Re: [Xen-devel] [Xen-users] substantial shutdown delay for PV guests with PCI -passthrough

Am 19.03.14 14:00, schrieb Konrad Rzeszutek Wilk:
On Wed, Mar 19, 2014 at 11:26:24AM +0000, Ian Campbell wrote:
On Wed, 2014-03-19 at 01:25 +0100, Atom2 wrote:
So it seems that pretty much at the start of the 10s delay the state
changed from 4 to 6 and stays at that value even after the first 10s
delay is over - whatever that means.

4 == Connected
6 == Closed

I think what is happening is that the domain is shutting down, which
causes pciback to transition to the closed state (because the f.e. went
away, so this is a reasonable thing for it to do).

The bug appears to be that libxl is trying to "hot unplug" the devices
on shutdown when they have already been effectively "cold unplugged" by
the domain going down.
I might be wrong, but this behaviour is somehow reminescent of (although not identical to) the bug in the vif-bridge script that I reported some time ago (see http://xen.markmail.org/thread/auroivzr4vje3bzn ; btw discussions there seem to have stalled): The vif-bridge script also tried to do something (i.e. deleting an i/f from the bridge and bringing down the i/f) which obviously has already been done through shutting down the guest domain.

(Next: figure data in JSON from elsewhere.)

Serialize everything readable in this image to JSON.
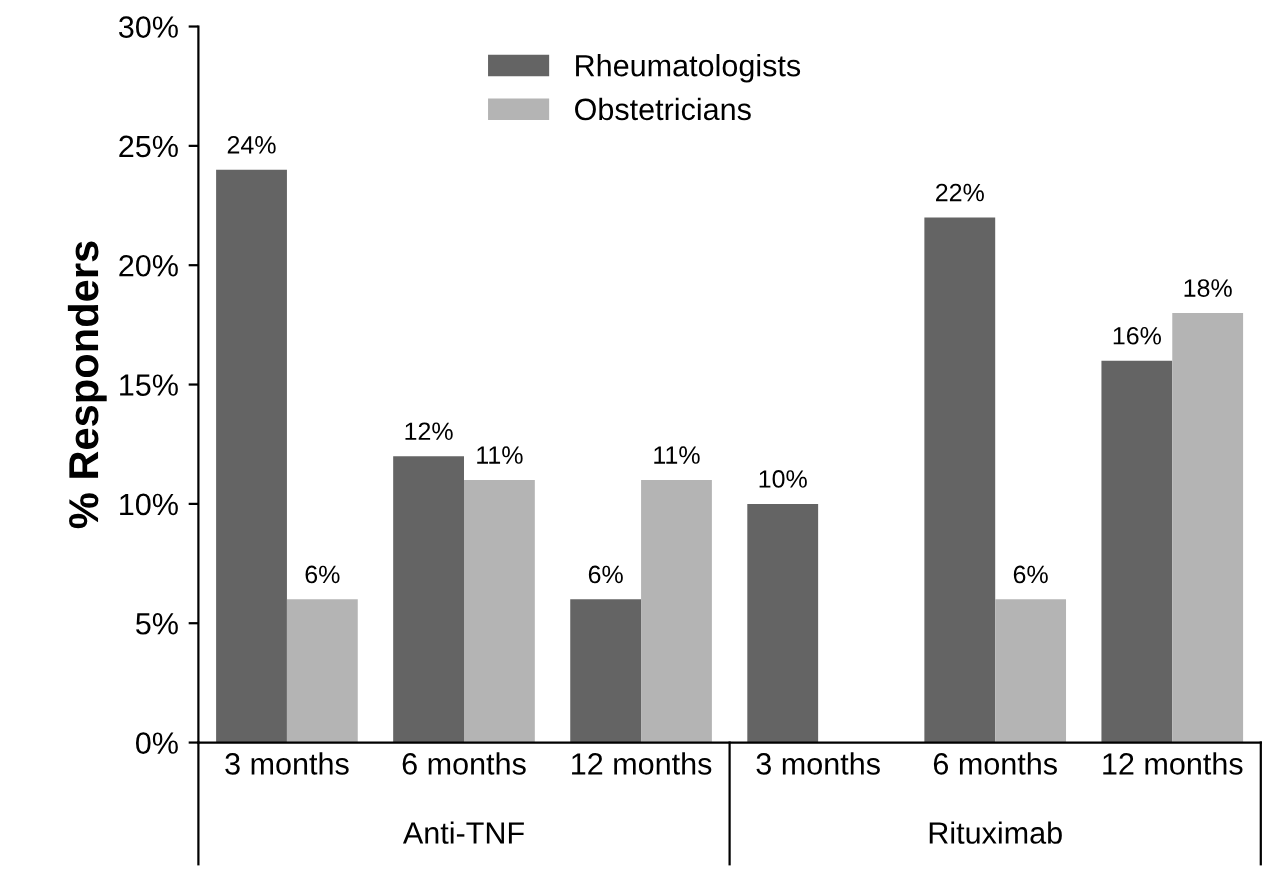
{
  "chart_data": {
    "type": "bar",
    "ylabel": "% Responders",
    "categories": [
      "3 months",
      "6 months",
      "12 months",
      "3 months",
      "6 months",
      "12 months"
    ],
    "series": [
      {
        "name": "Rheumatologists",
        "color": "#646464",
        "values": [
          24,
          12,
          6,
          10,
          22,
          16
        ],
        "value_labels": [
          "24%",
          "12%",
          "6%",
          "10%",
          "22%",
          "16%"
        ]
      },
      {
        "name": "Obstetricians",
        "color": "#b4b4b4",
        "values": [
          6,
          11,
          11,
          0,
          6,
          18
        ],
        "value_labels": [
          "6%",
          "11%",
          "11%",
          null,
          "6%",
          "18%"
        ]
      }
    ],
    "ylim": [
      0,
      30
    ],
    "yticks": [
      {
        "value": 0,
        "label": "0%"
      },
      {
        "value": 5,
        "label": "5%"
      },
      {
        "value": 10,
        "label": "10%"
      },
      {
        "value": 15,
        "label": "15%"
      },
      {
        "value": 20,
        "label": "20%"
      },
      {
        "value": 25,
        "label": "25%"
      },
      {
        "value": 30,
        "label": "30%"
      }
    ],
    "annotations": [
      "Anti-TNF",
      "Rituximab"
    ],
    "legend": "top",
    "grid": false
  }
}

Perhaps libxl__device_pci_remove_xenstore should observe that the state
is > 4 (hence closing/closed) and not bother doing anything, i.e. only
waiting iff the state is <4 (init, connecting etc)? Or unconditionally
removing the nodes if state > 4. (perhaps state 7, reconfiguring needs
handling here too)

Or perhaps the force parameter passed to remove_common (which indicates
destroy rather than unplug) ought to be propagated down to this code and
$something done with it.

Roger, Ian, any thoughts on that?

This reminds me of this bug:

commit 098b1aeaf4d6149953b8f1f8d55c21d85536fbff
Author: Konrad Rzeszutek Wilk <konrad.wilk@xxxxxxxxxx>
Date:   Mon Jun 10 16:48:09 2013 -0400

     xen/pcifront: Deal with toolstack missing 'XenbusStateClosing' state.

... snip..

     In other words, this 4(Connected)->5(Closing)->4(Connected) state
     was expected, while 4(Connected)->.... anything but 
     was not. This patch removes that aggressive check and allows
     Xen pcifront to work with the 'xl' toolstack (for one or more
     PCI devices) and with 'xm' toolstack (for more than two PCI

But this seems to be a different state issue?

Ariel/Atom2, do you see this behavior with 'xend'? And what is the version of 
kernel you are running as guest?
Hi Konrad -
nope, I am using xl; there is no xend or xm installed on the machine or involved anyhow (I assumed with xend you referred back to xm instead of xl).

The xen (and xen-tools) version is 4.3.1-r5 and the linux kernel is 3.11.7-r1 from gentoo hardened-sources (that's both for guest and for dom0 - although clearly with different kernel configs). Both the kernel and xen/xen-tools are the latest stable versions available as ebuilds from gentoo.